2日目の予定は、馬場島から日本百名山である劔岳へ登り、同じく百名山の立山を通過して五色ヶ原山荘かスゴ乗越小屋まで行く計画でいました。
まずは本日の核心、標高750 mの馬場島から標高3,000 mの劔岳への早月尾根の登りです。早月尾根のコースは標高差2,200 mで、北アルプスでも指折りのハードコースです。
急登の早月尾根コース
出だし、早月尾根の標高が低い場所は樹林帯です。深夜1~3時に、鬱蒼として静まり返る森の道を、ヘッドライトを頼りに黙々と登りました。
途中、樹々が途切れたところから、遠くで街のネオンサインが揺れ動く富山平野が見えました。
荷物は重いけどもまだ体力に余裕のある2日目の軽い足取りで登っていくと、尾根の中間地点ほどにある早月小屋に到着しました。

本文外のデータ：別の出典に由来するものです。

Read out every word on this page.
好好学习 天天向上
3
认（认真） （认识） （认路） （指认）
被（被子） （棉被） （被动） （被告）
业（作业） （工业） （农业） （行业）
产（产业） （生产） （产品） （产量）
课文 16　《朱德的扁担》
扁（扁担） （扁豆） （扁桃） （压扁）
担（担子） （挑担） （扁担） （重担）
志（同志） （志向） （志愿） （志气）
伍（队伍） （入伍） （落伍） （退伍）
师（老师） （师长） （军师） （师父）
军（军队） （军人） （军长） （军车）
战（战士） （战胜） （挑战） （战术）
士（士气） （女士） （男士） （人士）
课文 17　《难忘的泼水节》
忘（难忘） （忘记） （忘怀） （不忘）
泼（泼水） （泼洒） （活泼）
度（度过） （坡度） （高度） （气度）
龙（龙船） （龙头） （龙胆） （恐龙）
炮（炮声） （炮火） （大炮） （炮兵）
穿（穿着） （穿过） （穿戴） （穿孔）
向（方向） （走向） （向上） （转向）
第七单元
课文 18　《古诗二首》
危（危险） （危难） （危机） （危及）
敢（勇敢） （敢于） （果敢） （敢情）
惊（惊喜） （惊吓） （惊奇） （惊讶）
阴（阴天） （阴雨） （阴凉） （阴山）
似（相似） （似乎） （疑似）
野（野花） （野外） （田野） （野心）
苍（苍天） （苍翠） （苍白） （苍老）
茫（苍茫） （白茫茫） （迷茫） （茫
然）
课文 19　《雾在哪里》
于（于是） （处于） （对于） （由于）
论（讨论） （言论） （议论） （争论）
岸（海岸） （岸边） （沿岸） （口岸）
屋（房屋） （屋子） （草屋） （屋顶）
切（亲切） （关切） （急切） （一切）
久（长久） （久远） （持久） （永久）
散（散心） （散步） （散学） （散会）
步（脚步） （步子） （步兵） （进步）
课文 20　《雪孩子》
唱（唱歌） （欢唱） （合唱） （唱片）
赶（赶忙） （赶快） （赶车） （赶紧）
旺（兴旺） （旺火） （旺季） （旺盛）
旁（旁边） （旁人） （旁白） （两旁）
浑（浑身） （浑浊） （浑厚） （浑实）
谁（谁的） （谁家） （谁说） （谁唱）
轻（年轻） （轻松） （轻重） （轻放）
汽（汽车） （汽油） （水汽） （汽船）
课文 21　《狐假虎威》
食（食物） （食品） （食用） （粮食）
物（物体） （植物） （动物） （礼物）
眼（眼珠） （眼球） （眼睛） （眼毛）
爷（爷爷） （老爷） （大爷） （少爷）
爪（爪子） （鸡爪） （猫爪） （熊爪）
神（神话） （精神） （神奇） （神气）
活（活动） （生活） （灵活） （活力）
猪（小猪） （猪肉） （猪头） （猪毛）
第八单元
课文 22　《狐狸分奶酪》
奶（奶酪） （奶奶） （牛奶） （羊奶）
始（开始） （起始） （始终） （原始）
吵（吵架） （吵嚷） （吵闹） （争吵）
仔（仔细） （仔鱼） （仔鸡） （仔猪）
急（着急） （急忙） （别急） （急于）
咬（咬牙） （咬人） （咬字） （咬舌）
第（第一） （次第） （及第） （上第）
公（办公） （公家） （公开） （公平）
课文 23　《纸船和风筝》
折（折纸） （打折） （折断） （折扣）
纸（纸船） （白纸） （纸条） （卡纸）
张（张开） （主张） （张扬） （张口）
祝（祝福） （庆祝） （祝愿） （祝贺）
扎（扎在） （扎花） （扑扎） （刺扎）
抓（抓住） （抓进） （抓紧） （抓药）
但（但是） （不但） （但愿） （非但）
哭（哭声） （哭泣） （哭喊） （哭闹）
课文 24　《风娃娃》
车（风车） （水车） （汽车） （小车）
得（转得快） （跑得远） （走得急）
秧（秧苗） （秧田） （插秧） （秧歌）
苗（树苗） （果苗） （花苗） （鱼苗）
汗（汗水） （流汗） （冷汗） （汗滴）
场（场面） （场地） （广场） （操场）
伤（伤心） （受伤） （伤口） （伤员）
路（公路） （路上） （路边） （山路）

早月小屋に着くと樹林帯から解放され、眺めのよい草原のような場所に出ます。
早月小屋の前は日本海や他の山が眺められる展望の良い場所があります。この日はまだ深夜の内に小屋を通過したため、シーンと寝静まる小屋の前から月夜を眺め、少々の休憩後にすぐ出発しました。
「空の上は雲が少なく、この日も少なくとも午前中は天気がよさそう。」
早月小屋を過ぎると、木の背丈が低くなり徐々に岩混じりの草原のような道を登るようになります。標高が上がるにつれて、高山帯へと環境が移ってきました。
早月小屋から上の道は、山頂に近づくにつれ岩と残雪だけになっていき、岩と雪の殿堂と呼ばれる劔岳らしい景色になります。
登っている途中で夜が明け、鋸のような形の尾根や荒々しい岩肌の劔岳が姿をあらわしてきました。
岩の多い登山道を登っていくと、鎖場も出てくるようになり、横に立山連峰も見えるようになると山頂は近いです。
時折、大きな岩の基部の幅が狭いような箇所を通過したり、崩れそうな岩の登りもありましたが、気を付けていれば問題ありません。
立山方面からの登山道が合わさると、山頂はすぐそこでした。
劔岳山頂到着!!
午前6時前、標高2,999 mの劔岳山頂に到着しました。立山方面から登ってきた登山者ですでに山頂が混み始めていました。
山頂には真ん中に祠があり、脇の山頂標識を持ってみんな記念撮影をしていました。
山頂は360度の展望で、登ってきた日本海の方、白馬岳から続く後立山連峰 (通称、ごたて)、そしてこれから縦走する立山方面の山々と、全てよく見えました。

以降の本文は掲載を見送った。